As an independent musician, few have done it better over the years than Brown. I can’t think of anybody that really has. Brown’s released his authentic brand of mainstream rock through digital partners like CD Baby and through his own website. Every release that he’s put out himself hasn’t just made a profit, it’s made a big profit. That’s allowed him to live life that he’s gotten to over the years. That’s something that’s never been lost on him.
“It’s always awesome,” noted Brown talking about how passionate people are about his music. “We get a lot of messages from people. We just got back from Spokane and the number of people that would come up and talk to us about what our songs did for them… that’s just an awesome experience. At the end of the day, music is for one thing. It’s to transcend. It’s a universal language – whether it’s a note that makes you cry, or a lyric that makes you think. Knowing that somebody else is going through what you are – it helps people. To know something that I did can be a part of that is amazing. If I could make a record that affects someone 20% of what some records have affected me then I’d consider that a success,” he added.
The people that admire One Less Reason’s music are passionate, and Brown can appreciate that because that’s the way he is with the music he loves.
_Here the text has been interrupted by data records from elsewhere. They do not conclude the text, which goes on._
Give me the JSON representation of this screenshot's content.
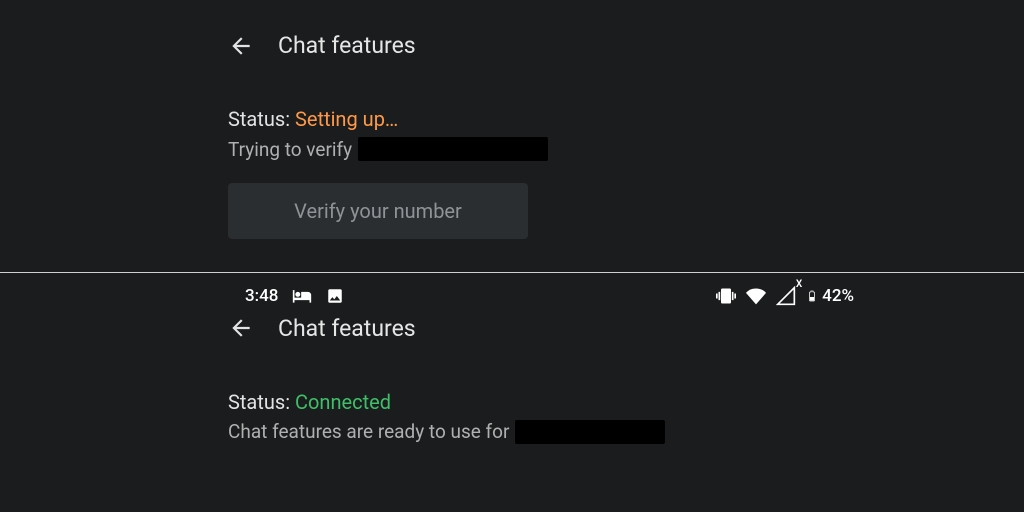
{
  "top": {
    "title": "Chat features",
    "status_prefix": "Status: ",
    "status_value": "Setting up…",
    "subline_text": "Trying to verify",
    "verify_button_label": "Verify your number"
  },
  "bottom": {
    "statusbar": {
      "time": "3:48",
      "battery_text": "42%"
    },
    "title": "Chat features",
    "status_prefix": "Status: ",
    "status_value": "Connected",
    "subline_text": "Chat features are ready to use for"
  }
}
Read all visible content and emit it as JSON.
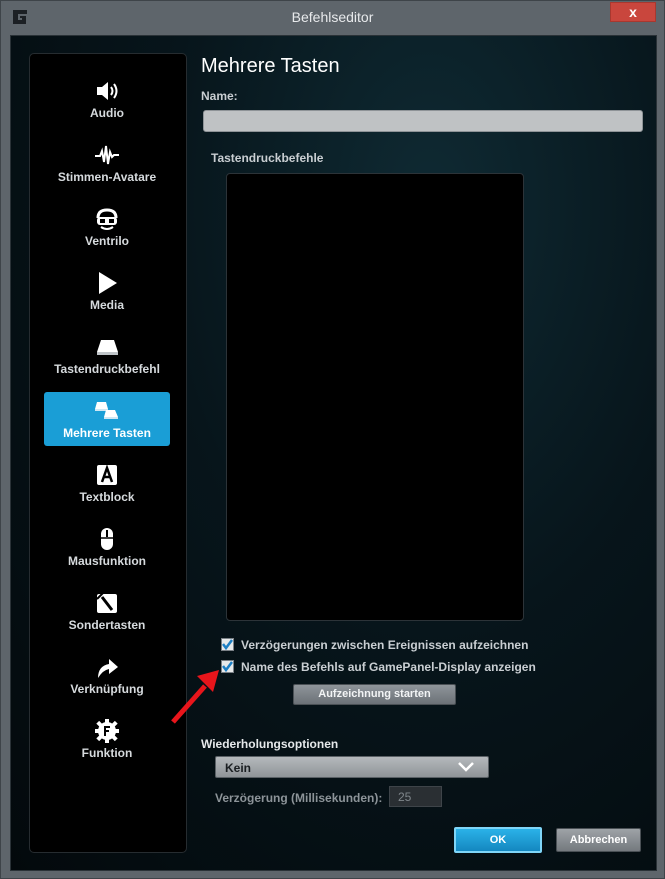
{
  "window": {
    "title": "Befehlseditor",
    "close_symbol": "x",
    "logo_icon": "logitech-g-icon"
  },
  "sidebar": {
    "items": [
      {
        "label": "Audio",
        "icon": "speaker-icon",
        "active": false
      },
      {
        "label": "Stimmen-Avatare",
        "icon": "waveform-icon",
        "active": false
      },
      {
        "label": "Ventrilo",
        "icon": "ventrilo-goggles-icon",
        "active": false
      },
      {
        "label": "Media",
        "icon": "play-icon",
        "active": false
      },
      {
        "label": "Tastendruckbefehl",
        "icon": "key-icon",
        "active": false
      },
      {
        "label": "Mehrere Tasten",
        "icon": "multi-keys-icon",
        "active": true
      },
      {
        "label": "Textblock",
        "icon": "text-block-icon",
        "active": false
      },
      {
        "label": "Mausfunktion",
        "icon": "mouse-icon",
        "active": false
      },
      {
        "label": "Sondertasten",
        "icon": "special-key-icon",
        "active": false
      },
      {
        "label": "Verknüpfung",
        "icon": "shortcut-arrow-icon",
        "active": false
      },
      {
        "label": "Funktion",
        "icon": "function-gear-icon",
        "active": false
      }
    ]
  },
  "main": {
    "heading": "Mehrere Tasten",
    "name_label": "Name:",
    "name_value": "",
    "keystrokes_label": "Tastendruckbefehle",
    "checkboxes": [
      {
        "label": "Verzögerungen zwischen Ereignissen aufzeichnen",
        "checked": true
      },
      {
        "label": "Name des Befehls auf GamePanel-Display anzeigen",
        "checked": true
      }
    ],
    "record_button": "Aufzeichnung starten",
    "repeat_options_label": "Wiederholungsoptionen",
    "repeat_selected": "Kein",
    "delay_label": "Verzögerung (Millisekunden):",
    "delay_value": "25"
  },
  "footer": {
    "ok_label": "OK",
    "cancel_label": "Abbrechen"
  },
  "colors": {
    "accent": "#1a9ed6",
    "annotation_arrow": "#e8151b",
    "titlebar": "#5e656b",
    "close_button": "#c9463d"
  }
}
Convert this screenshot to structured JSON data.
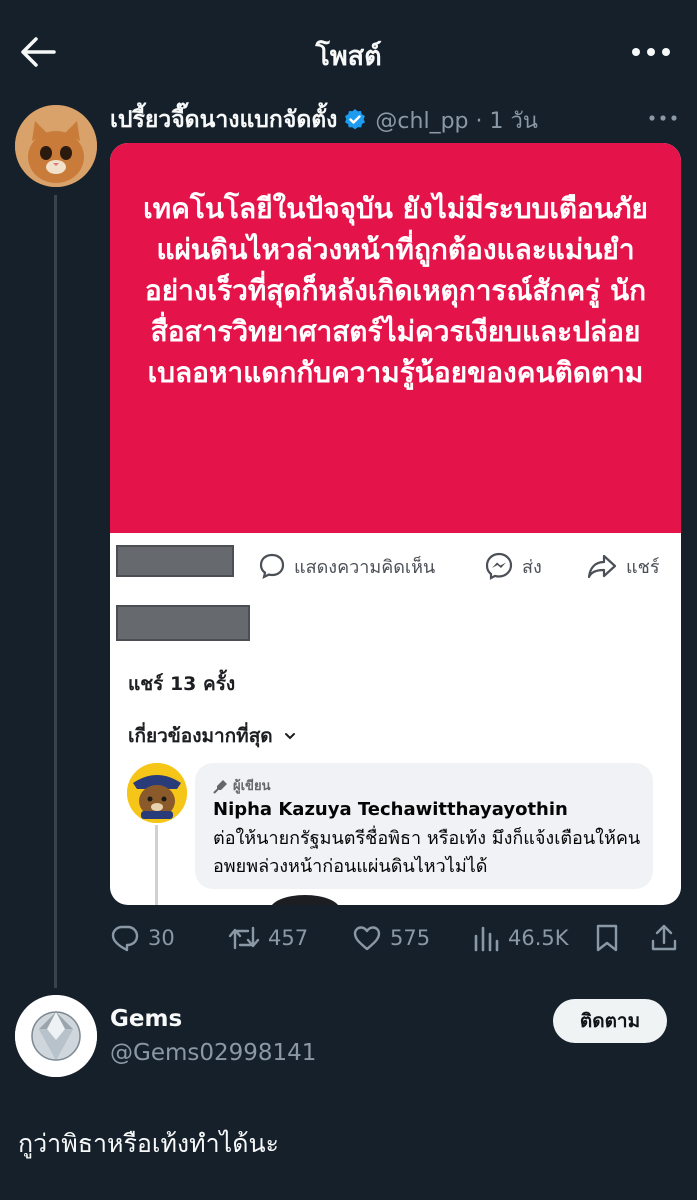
{
  "header": {
    "title": "โพสต์"
  },
  "tweet": {
    "author_name": "เปรี้ยวจี๊ดนางแบกจัดตั้ง",
    "handle_time": "@chl_pp · 1 วัน",
    "media": {
      "quote_text": "เทคโนโลยีในปัจจุบัน ยังไม่มีระบบเตือนภัยแผ่นดินไหวล่วงหน้าที่ถูกต้องและแม่นยำ อย่างเร็วที่สุดก็หลังเกิดเหตุการณ์สักครู่ นักสื่อสารวิทยาศาสตร์ไม่ควรเงียบและปล่อยเบลอหาแดกกับความรู้น้อยของคนติดตาม",
      "actions": {
        "comment": "แสดงความคิดเห็น",
        "send": "ส่ง",
        "share": "แชร์"
      },
      "shares_count": "แชร์ 13 ครั้ง",
      "sort_label": "เกี่ยวข้องมากที่สุด",
      "comment": {
        "badge": "ผู้เขียน",
        "name": "Nipha Kazuya Techawitthayayothin",
        "text": "ต่อให้นายกรัฐมนตรีชื่อพิธา หรือเท้ง มึงก็แจ้งเตือนให้คนอพยพล่วงหน้าก่อนแผ่นดินไหวไม่ได้"
      }
    },
    "metrics": {
      "replies": "30",
      "retweets": "457",
      "likes": "575",
      "views": "46.5K"
    }
  },
  "reply": {
    "name": "Gems",
    "handle": "@Gems02998141",
    "follow_label": "ติดตาม",
    "text": "กูว่าพิธาหรือเท้งทำได้นะ"
  },
  "colors": {
    "background": "#15202b",
    "quote_red": "#e4144b",
    "verified_blue": "#1d9bf0",
    "muted": "#8b98a5"
  }
}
One of Brown’s biggest inspirations in music is Matchbox Twenty and one of the albums that made him get into music was “Yourself or Someone Like You”. When the opportunity arose to buy the very studio that one of his favorite bands recorded what probably is his favorite album – he jumped all over it.
Now, Brown uses the studio as a base of operations for Tattooed Millionaire Records – a label that he runs with longtime friend John Falls. The label is releasing the new One Less Reason album, “The Memories Uninvited”, but Brown’s also getting some big help from a major player in the music business, Andy Gould. Gould got to listen to the album when a friend played it for him. Gould called him almost immediately after listening to the record and told Brown that he wanted to work with him.
“It’s the old adage of the girl you can’t have. The one that’s mean to you, that’s the one you want to chase. The one that’s nice to you, you don’t want anything to do with. I used to kiss people’s asses, label people and people like that, now I just don’t care. I want to make the music I want to make. If you like it, great. If you don’t, I don’t care. This is about putting out a quality product, not being cool. I don’t care if you don’t like what kind of jeans I have on.”